Whether it's a bad thing or not, most people find it easier to 1. mingle and 2. dance, when they've had a few drinks. Therefore, if it's that sort of party (stand around and chat), there is a risk that it feels a bit flat or people end up just clinging to the people they know already. On that basis, I agree with the idea of either an afternoon event, which has different expectations/norms attached to it, or something with an activity to provide focus, get people engaged/ chatting to one another. This also has to be something that itself is not dependent on people having lowered inhibitions to make them take part (so bowling fine, karaoke, not fine). I think the thing about "you don't need alcohol to have a good time" is not necessarily true in a typical adult party format. Alcohol does help people relax and makes them more sociable/ animated. Those people make for a better party if you want universal chatter and laughter (not people who are falling down drunk obviously but there is a middle ground). Whether that's a sad indictment of western society is kind of irrelevant.

I live in Asia at present where a lot of people don't drink. What I've noticed about work parties and gala dinners etc, is that they do provide a lot more in terms of (for want of a better word), games, which I always found quite odd, but maybe that's why they do them, as it's just a different way of providing a bit of social lubrication.
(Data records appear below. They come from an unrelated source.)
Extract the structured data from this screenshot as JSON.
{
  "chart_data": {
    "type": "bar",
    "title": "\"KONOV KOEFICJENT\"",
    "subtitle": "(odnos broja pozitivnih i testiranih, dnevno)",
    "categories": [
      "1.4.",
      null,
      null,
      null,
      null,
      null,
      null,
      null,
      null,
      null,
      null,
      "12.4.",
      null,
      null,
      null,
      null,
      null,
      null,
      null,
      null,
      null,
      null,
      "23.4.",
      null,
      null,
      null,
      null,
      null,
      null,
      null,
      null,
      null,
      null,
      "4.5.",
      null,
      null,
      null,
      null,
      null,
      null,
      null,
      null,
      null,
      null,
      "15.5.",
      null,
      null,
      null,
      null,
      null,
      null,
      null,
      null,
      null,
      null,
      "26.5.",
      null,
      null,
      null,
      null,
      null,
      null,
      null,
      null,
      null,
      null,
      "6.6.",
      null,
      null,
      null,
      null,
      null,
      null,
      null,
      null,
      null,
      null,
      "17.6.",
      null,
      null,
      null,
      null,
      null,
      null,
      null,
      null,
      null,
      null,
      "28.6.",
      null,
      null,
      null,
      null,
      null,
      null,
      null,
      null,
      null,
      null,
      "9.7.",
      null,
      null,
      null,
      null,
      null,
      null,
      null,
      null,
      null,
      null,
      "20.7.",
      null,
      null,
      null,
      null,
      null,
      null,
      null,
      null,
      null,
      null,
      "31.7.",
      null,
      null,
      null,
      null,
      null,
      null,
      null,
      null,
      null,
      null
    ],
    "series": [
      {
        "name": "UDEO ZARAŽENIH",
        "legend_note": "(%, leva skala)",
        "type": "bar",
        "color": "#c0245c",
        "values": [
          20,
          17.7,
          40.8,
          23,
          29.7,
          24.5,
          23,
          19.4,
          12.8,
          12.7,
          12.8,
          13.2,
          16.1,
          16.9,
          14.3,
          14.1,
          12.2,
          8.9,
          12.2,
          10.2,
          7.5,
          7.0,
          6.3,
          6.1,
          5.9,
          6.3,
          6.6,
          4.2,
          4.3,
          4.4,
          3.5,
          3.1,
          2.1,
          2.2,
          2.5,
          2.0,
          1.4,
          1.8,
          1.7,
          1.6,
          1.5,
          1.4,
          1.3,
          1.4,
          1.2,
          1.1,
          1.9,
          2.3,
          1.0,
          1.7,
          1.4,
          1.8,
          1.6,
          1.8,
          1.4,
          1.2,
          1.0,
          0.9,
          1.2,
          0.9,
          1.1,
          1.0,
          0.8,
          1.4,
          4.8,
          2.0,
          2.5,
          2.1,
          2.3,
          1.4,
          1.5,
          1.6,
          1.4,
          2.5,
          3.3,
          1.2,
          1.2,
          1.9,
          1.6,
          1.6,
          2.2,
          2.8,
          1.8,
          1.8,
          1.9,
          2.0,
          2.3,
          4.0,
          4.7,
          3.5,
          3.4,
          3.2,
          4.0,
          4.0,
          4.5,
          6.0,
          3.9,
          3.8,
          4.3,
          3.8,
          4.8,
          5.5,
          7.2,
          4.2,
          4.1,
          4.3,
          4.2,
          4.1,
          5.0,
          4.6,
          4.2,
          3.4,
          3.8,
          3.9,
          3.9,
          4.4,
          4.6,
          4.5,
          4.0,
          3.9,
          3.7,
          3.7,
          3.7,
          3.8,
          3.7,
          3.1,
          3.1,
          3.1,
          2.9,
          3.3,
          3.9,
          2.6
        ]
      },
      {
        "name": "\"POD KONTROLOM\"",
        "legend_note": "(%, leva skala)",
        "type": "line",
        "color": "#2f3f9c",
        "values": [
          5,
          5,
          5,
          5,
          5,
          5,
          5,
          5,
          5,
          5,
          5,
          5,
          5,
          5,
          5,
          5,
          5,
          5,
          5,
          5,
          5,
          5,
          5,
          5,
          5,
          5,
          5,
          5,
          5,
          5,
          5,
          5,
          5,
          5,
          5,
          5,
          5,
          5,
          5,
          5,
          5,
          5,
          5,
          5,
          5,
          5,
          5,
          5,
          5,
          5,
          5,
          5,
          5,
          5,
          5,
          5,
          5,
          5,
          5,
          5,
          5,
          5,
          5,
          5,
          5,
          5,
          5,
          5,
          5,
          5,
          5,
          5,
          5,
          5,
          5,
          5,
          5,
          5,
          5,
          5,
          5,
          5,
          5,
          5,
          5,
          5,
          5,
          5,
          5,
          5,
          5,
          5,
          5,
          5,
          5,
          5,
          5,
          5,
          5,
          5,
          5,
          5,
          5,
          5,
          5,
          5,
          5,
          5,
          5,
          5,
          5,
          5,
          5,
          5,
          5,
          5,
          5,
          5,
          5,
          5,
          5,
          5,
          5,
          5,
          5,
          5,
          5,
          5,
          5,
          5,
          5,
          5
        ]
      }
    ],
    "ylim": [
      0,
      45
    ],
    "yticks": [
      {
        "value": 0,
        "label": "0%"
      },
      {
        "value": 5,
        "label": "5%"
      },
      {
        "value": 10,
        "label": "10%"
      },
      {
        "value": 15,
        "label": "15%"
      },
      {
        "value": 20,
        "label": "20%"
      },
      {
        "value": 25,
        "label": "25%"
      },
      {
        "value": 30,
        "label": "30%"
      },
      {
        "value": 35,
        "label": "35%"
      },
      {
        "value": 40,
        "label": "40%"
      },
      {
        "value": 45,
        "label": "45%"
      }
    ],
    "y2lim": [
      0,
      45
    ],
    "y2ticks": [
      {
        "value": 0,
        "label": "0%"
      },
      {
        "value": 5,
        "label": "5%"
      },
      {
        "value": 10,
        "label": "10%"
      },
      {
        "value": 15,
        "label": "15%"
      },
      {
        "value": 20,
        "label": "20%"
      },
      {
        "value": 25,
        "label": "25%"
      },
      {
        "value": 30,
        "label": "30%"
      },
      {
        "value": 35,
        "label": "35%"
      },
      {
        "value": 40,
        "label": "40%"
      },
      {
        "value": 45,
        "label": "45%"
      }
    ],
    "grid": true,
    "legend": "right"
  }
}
HelloItsMeFell · 02/11/2014 07:09

Hmm. I understand why he can't be around alcohol but I do think it is unlikely to be a great party without any. People who don't drink much anyway will be fine, but everyone else will feel awkward and out of sorts. If you come from a culture where it's normal to celebrate special occasions with a few drinks it will feel oddly wooden and artificial to have none at all. You may even find that people just don't turn up because the whole idea of a 'party' without booze it is alien to them.

I would pick a very small group of friends and family who will understand and not mind, and go for a low key lunch somewhere instead. Or just go away together for a fantastic no-expense-spared weekend instead. I just don't think an actual evening party will work with no booze.

Incidentally, moving forward, he need to accept that other people can and will drink around him. At some point he is going to have to deal with that or never go out at all.

MorelliOrRanger · 02/11/2014 07:18

Yanbu,

Like the non alcoholic cocktail idea.

Well done on your hubby's sobriety

NoelleHawthorne · 02/11/2014 07:19

Sorry. Typo. "I agree Yanbu. "

Sorry!

NoelleHawthorne · 02/11/2014 07:24

I agree that having a party that would normally have booze then not having it would be odd for me (OBV a serial alcoholic) tres dull. I'd come but hardly be thrilled. Mate went to a dry hen. Otbt once. Said it was really weird.

I agree that a meal would be better for fewer people and more cy ace to chat than stand I a church hall with a cup of warm coke.

NoelleHawthorne · 02/11/2014 07:25

It's a bit like "I'm on a diet so at my dinner party im not serving food " approach to hospitality.